Of course, broadband access is not without its hiccups. Service outages do tend to happen with some service providers more than others and some providers continue to fall flat at following through with good customer service — both of which contribute to high churn. All in all though, the industry has done a good job of making average consumers wonder how in the world they ever survived without broadband connectivity.
Now that we're here, what's next? This question is especially relevant given the tremendous interest in WiMAX — a specification for fixed broadband wireless metropolitan access networks (MANs) and 3G broadband technologies like the GSM-based UMTS specification. According to Jeff Orr, director of marketing for the WiMAX Forum (www.wimaxforum.org), the answer to that question may come in the resolution of finding a way for multiple networks to co-exist.

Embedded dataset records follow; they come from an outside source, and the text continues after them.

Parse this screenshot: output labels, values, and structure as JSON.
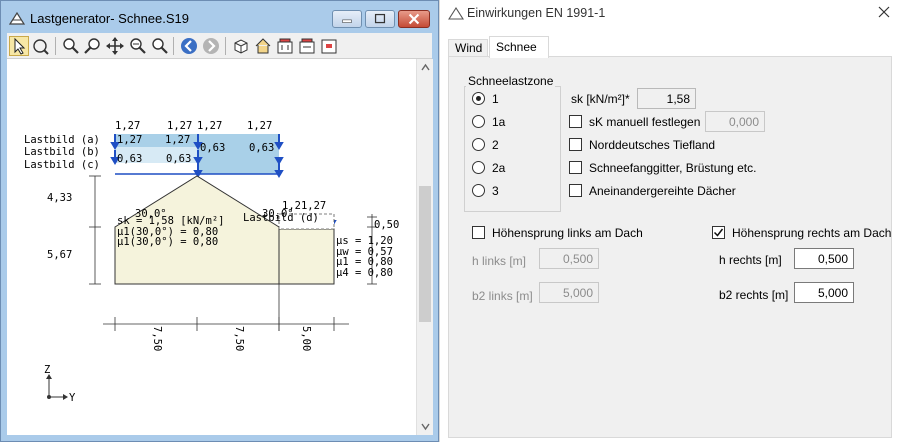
{
  "left_window": {
    "title": "Lastgenerator- Schnee.S19",
    "drawing": {
      "top_labels": [
        "1,27",
        "1,27",
        "1,27",
        "1,27"
      ],
      "load_case_labels": [
        "Lastbild (a)",
        "Lastbild (b)",
        "Lastbild (c)"
      ],
      "row_a_values": [
        "1,27",
        "1,27"
      ],
      "row_b_values": [
        "0,63",
        "0,63"
      ],
      "row_c_values": [
        "0,63",
        "0,63"
      ],
      "left_dims": [
        "4,33",
        "5,67"
      ],
      "left_building_text": [
        "sk = 1,58 [kN/m²]",
        "μ1(30,0°) = 0,80",
        "μ1(30,0°) = 0,80"
      ],
      "angle_label": "30,0°",
      "annex_labels": [
        "Lastbild (d)",
        "30,0°",
        "1,21,27",
        "0,50"
      ],
      "mu_values": [
        "μs = 1,20",
        "μw = 0,57",
        "μ1 = 0,80",
        "μ4 = 0,80"
      ],
      "bottom_dims": [
        "7,50",
        "7,50",
        "5,00"
      ],
      "axis_z": "Z",
      "axis_y": "Y"
    }
  },
  "dialog": {
    "title": "Einwirkungen EN 1991-1",
    "tabs": [
      "Wind",
      "Schnee"
    ],
    "active_tab": "Schnee",
    "zone_group_label": "Schneelastzone",
    "zones": [
      {
        "label": "1",
        "selected": true
      },
      {
        "label": "1a",
        "selected": false
      },
      {
        "label": "2",
        "selected": false
      },
      {
        "label": "2a",
        "selected": false
      },
      {
        "label": "3",
        "selected": false
      }
    ],
    "sk_label": "sk [kN/m²]*",
    "sk_value": "1,58",
    "sk_manual_label": "sK manuell festlegen",
    "sk_manual_checked": false,
    "sk_manual_value": "0,000",
    "options": [
      {
        "label": "Norddeutsches Tiefland",
        "checked": false
      },
      {
        "label": "Schneefanggitter, Brüstung etc.",
        "checked": false
      },
      {
        "label": "Aneinandergereihte Dächer",
        "checked": false
      }
    ],
    "step_left_label": "Höhensprung links am Dach",
    "step_left_checked": false,
    "step_right_label": "Höhensprung rechts am Dach",
    "step_right_checked": true,
    "h_links_label": "h links [m]",
    "h_links_value": "0,500",
    "b2_links_label": "b2 links [m]",
    "b2_links_value": "5,000",
    "h_rechts_label": "h rechts [m]",
    "h_rechts_value": "0,500",
    "b2_rechts_label": "b2 rechts [m]",
    "b2_rechts_value": "5,000"
  },
  "colors": {
    "load_fill": "#a9d0e8",
    "load_arrow": "#1f4fc4",
    "building_fill": "#f5f3dc",
    "title_bar": "#aacbea"
  }
}
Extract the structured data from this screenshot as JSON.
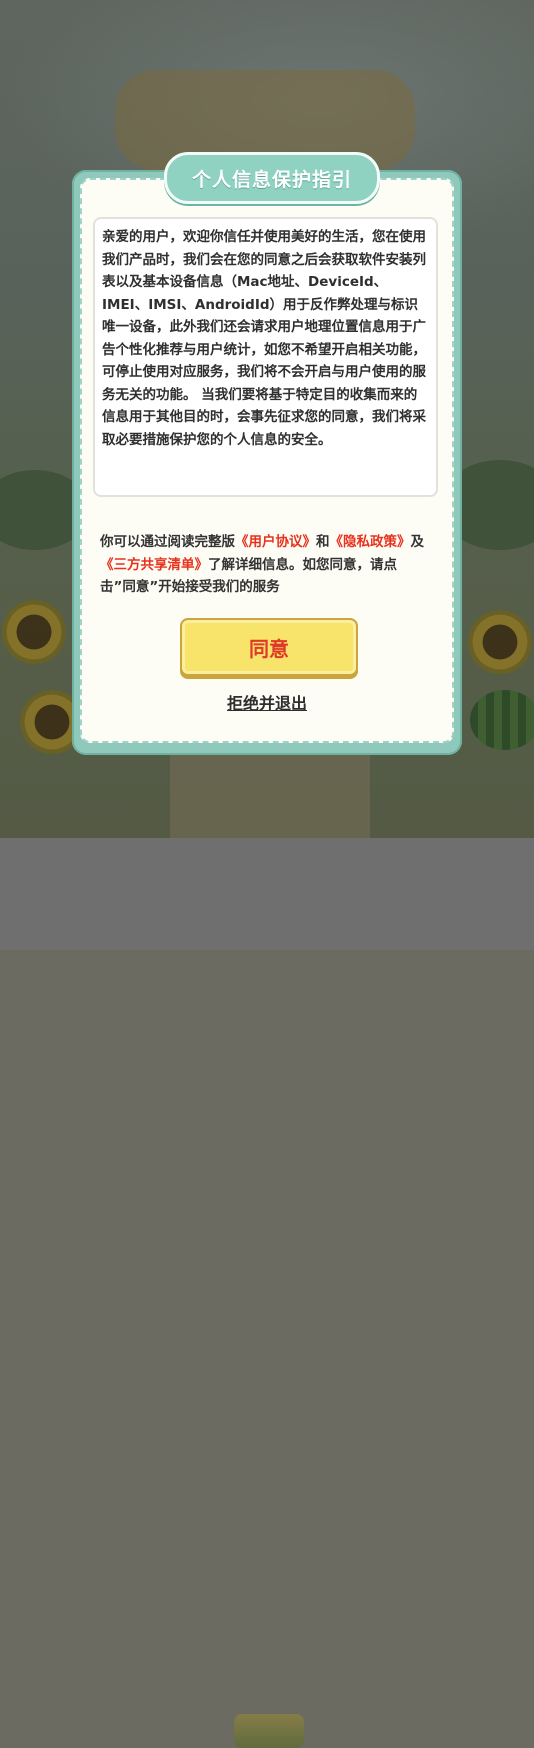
{
  "dialog": {
    "title": "个人信息保护指引",
    "body": "亲爱的用户，欢迎你信任并使用美好的生活，您在使用我们产品时，我们会在您的同意之后会获取软件安装列表以及基本设备信息（Mac地址、DeviceId、IMEI、IMSI、AndroidId）用于反作弊处理与标识唯一设备，此外我们还会请求用户地理位置信息用于广告个性化推荐与用户统计，如您不希望开启相关功能，可停止使用对应服务，我们将不会开启与用户使用的服务无关的功能。 当我们要将基于特定目的收集而来的信息用于其他目的时，会事先征求您的同意，我们将采取必要措施保护您的个人信息的安全。",
    "consent": {
      "prefix": "你可以通过阅读完整版",
      "user_agreement": "《用户协议》",
      "and": "和",
      "privacy_policy": "《隐私政策》",
      "and2": "及",
      "third_party_list": "《三方共享清单》",
      "suffix": "了解详细信息。如您同意，请点击”同意”开始接受我们的服务"
    },
    "agree_label": "同意",
    "reject_label": "拒绝并退出"
  },
  "colors": {
    "accent": "#8fc9bb",
    "link": "#e8321e",
    "button": "#f8e46a"
  }
}
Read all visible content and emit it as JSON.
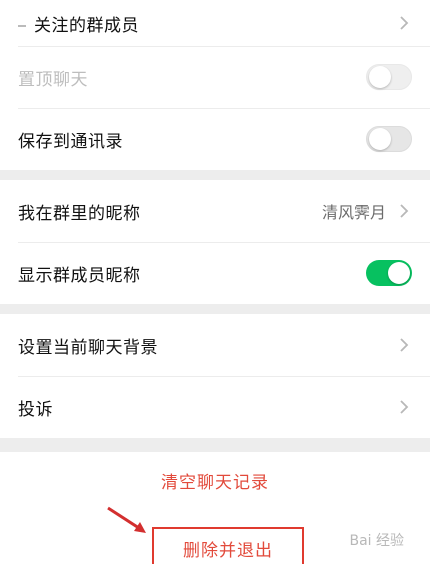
{
  "rows": {
    "focus_members": {
      "label": "关注的群成员"
    },
    "pin_chat": {
      "label": "置顶聊天",
      "toggle": "off",
      "disabled": true
    },
    "save_contacts": {
      "label": "保存到通讯录",
      "toggle": "off"
    },
    "my_nickname": {
      "label": "我在群里的昵称",
      "value": "清风霁月"
    },
    "show_nicknames": {
      "label": "显示群成员昵称",
      "toggle": "on"
    },
    "set_background": {
      "label": "设置当前聊天背景"
    },
    "complain": {
      "label": "投诉"
    }
  },
  "actions": {
    "clear_history": "清空聊天记录",
    "delete_and_exit": "删除并退出"
  },
  "watermark": "Bai 经验",
  "colors": {
    "accent_green": "#07c160",
    "danger_red": "#e24a3b",
    "background": "#ededed"
  }
}
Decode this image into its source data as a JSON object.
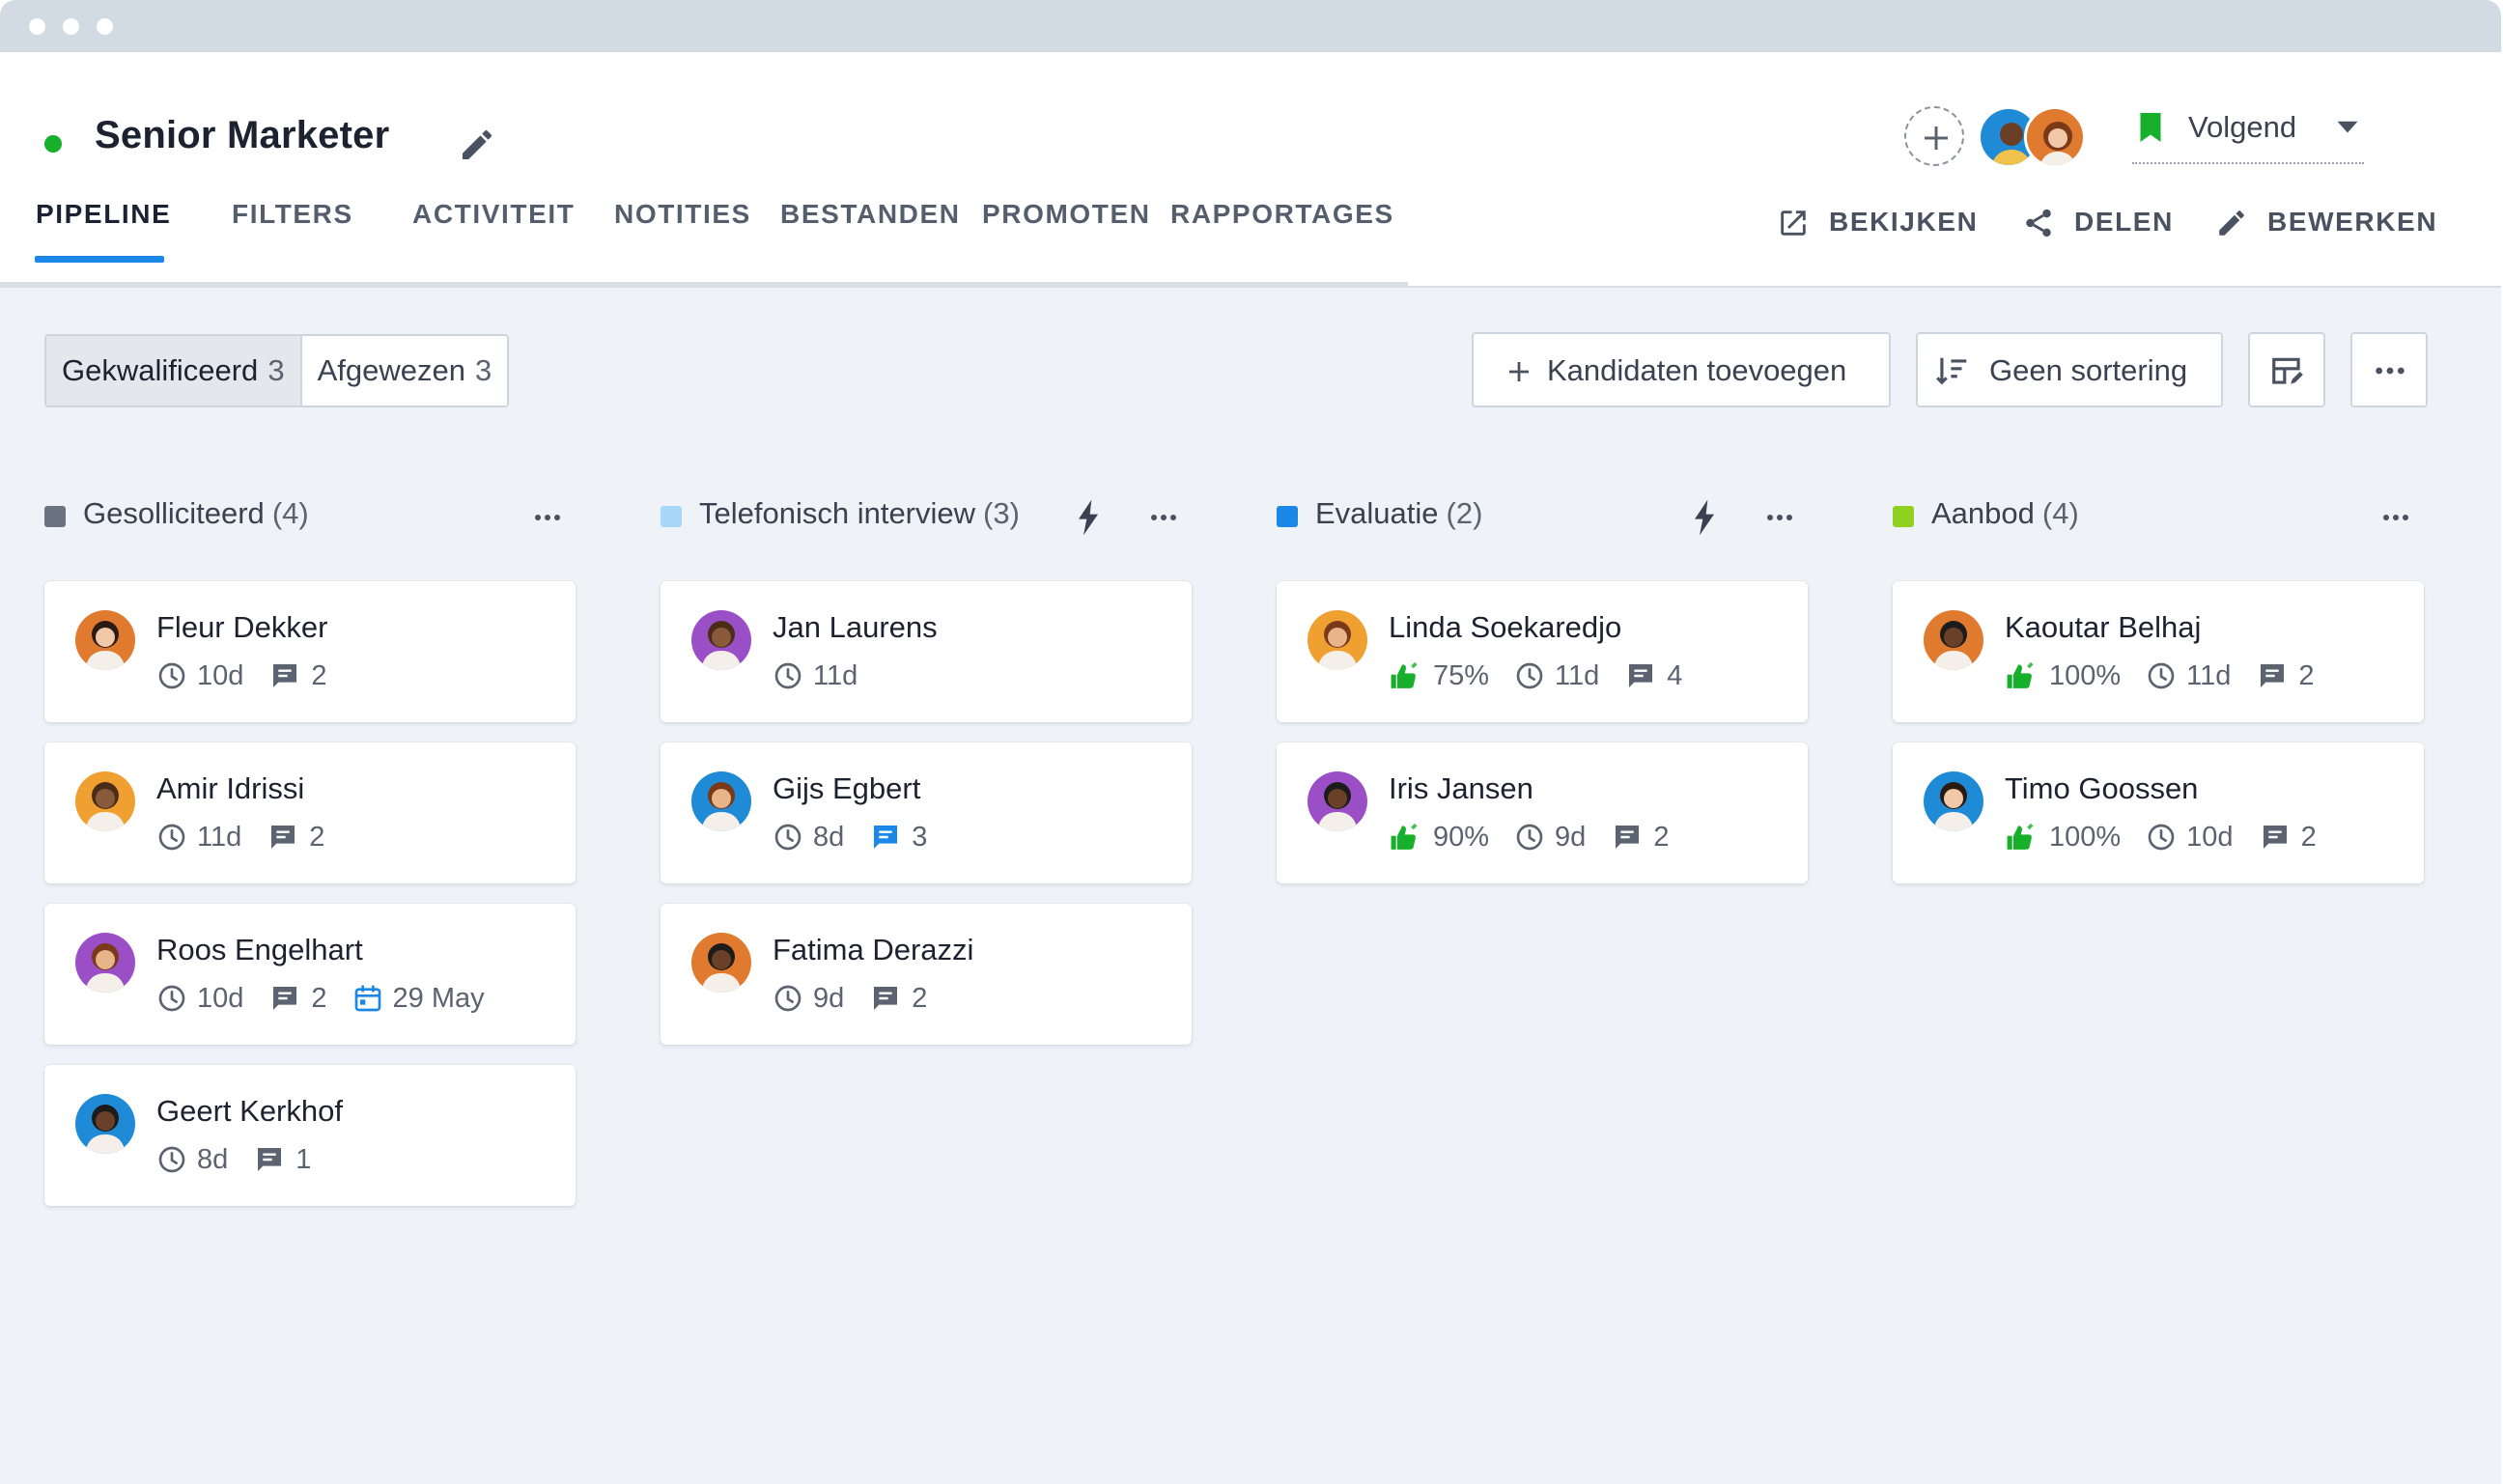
{
  "job": {
    "title": "Senior Marketer",
    "status_color": "#17b02a"
  },
  "tabs": [
    {
      "label": "PIPELINE",
      "active": true
    },
    {
      "label": "FILTERS"
    },
    {
      "label": "ACTIVITEIT"
    },
    {
      "label": "NOTITIES"
    },
    {
      "label": "BESTANDEN"
    },
    {
      "label": "PROMOTEN"
    },
    {
      "label": "RAPPORTAGES"
    }
  ],
  "header": {
    "follow_label": "Volgend",
    "actions": [
      {
        "label": "BEKIJKEN",
        "icon": "external-link-icon"
      },
      {
        "label": "DELEN",
        "icon": "share-icon"
      },
      {
        "label": "BEWERKEN",
        "icon": "pencil-icon"
      }
    ]
  },
  "toolbar": {
    "segments": [
      {
        "label": "Gekwalificeerd",
        "count": "3",
        "active": true
      },
      {
        "label": "Afgewezen",
        "count": "3"
      }
    ],
    "add_candidates_label": "Kandidaten toevoegen",
    "sort_label": "Geen sortering"
  },
  "colors": {
    "accent": "#1b87e6",
    "board_bg": "#eff3f7",
    "score_green": "#17b02a",
    "date_blue": "#1b87e6"
  },
  "columns": [
    {
      "title": "Gesolliciteerd",
      "count": "(4)",
      "color": "#6b7280",
      "automation": false,
      "cards": [
        {
          "name": "Fleur Dekker",
          "days": "10d",
          "comments": "2",
          "avatar_color": "#e07a2e"
        },
        {
          "name": "Amir Idrissi",
          "days": "11d",
          "comments": "2",
          "avatar_color": "#f0a030"
        },
        {
          "name": "Roos Engelhart",
          "days": "10d",
          "comments": "2",
          "date": "29 May",
          "avatar_color": "#9b4fc7"
        },
        {
          "name": "Geert Kerkhof",
          "days": "8d",
          "comments": "1",
          "avatar_color": "#1f8ad6"
        }
      ]
    },
    {
      "title": "Telefonisch interview",
      "count": "(3)",
      "color": "#a8d8f8",
      "automation": true,
      "cards": [
        {
          "name": "Jan Laurens",
          "days": "11d",
          "avatar_color": "#9b4fc7"
        },
        {
          "name": "Gijs Egbert",
          "days": "8d",
          "comments": "3",
          "comments_highlight": true,
          "avatar_color": "#1f8ad6"
        },
        {
          "name": "Fatima Derazzi",
          "days": "9d",
          "comments": "2",
          "avatar_color": "#e07a2e"
        }
      ]
    },
    {
      "title": "Evaluatie",
      "count": "(2)",
      "color": "#1b87e6",
      "automation": true,
      "cards": [
        {
          "name": "Linda Soekaredjo",
          "score": "75%",
          "days": "11d",
          "comments": "4",
          "avatar_color": "#f0a030"
        },
        {
          "name": "Iris Jansen",
          "score": "90%",
          "days": "9d",
          "comments": "2",
          "avatar_color": "#9b4fc7"
        }
      ]
    },
    {
      "title": "Aanbod",
      "count": "(4)",
      "color": "#8fd11e",
      "automation": false,
      "cards": [
        {
          "name": "Kaoutar Belhaj",
          "score": "100%",
          "days": "11d",
          "comments": "2",
          "avatar_color": "#e07a2e"
        },
        {
          "name": "Timo Goossen",
          "score": "100%",
          "days": "10d",
          "comments": "2",
          "avatar_color": "#1f8ad6"
        }
      ]
    }
  ]
}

As Orr explained, “while the old adage of ‘if you build it they will come’ may still hold true, in the case of WiMAX and 3G, the ‘it’ has yet to be defined. Since no single killer application has emerged for either technology, the real issue becomes how we provide a broadband platform that's accessible anytime, anywhere. Once this platform is available and mobile, attention will then turn to which sets of applications it can support that consumers will want to buy. Networks must be capable of transparently switching between these broadband platforms/technologies.” After all, consumers want anytime, anywhere Internet access, but that doesn't mean they want to understand the technology or technologies that make that access happen.
For multiple platforms/technologies to peacefully co-exist behind the scenes, network operators must find a technological means of bridging the different broadband technologies. An initiative from the WiMAX Forum is now working to help operators do just that. The organization seems uniquely skilled to address this task as virtually half of its membership is comprised of service providers who want this initiative to move forward so they can have the options they need. It's these service providers who have provided a set of requirements that are now under review and will be used to help formulate different options for enabling networks with multiple technologies. These options may consist of blue prints and/or a list of best practices that could be adopted by network operators.
While the initiative is still in its early stages, interest in this effort from other industry organizations is growing. The WiMAX Forum hopes that those organizations will one day provide their input into the initiative. In the meantime, the ongoing work is a solid start. For consumers, it may just be the beginning of a whole new face for the future of broadband connectivity.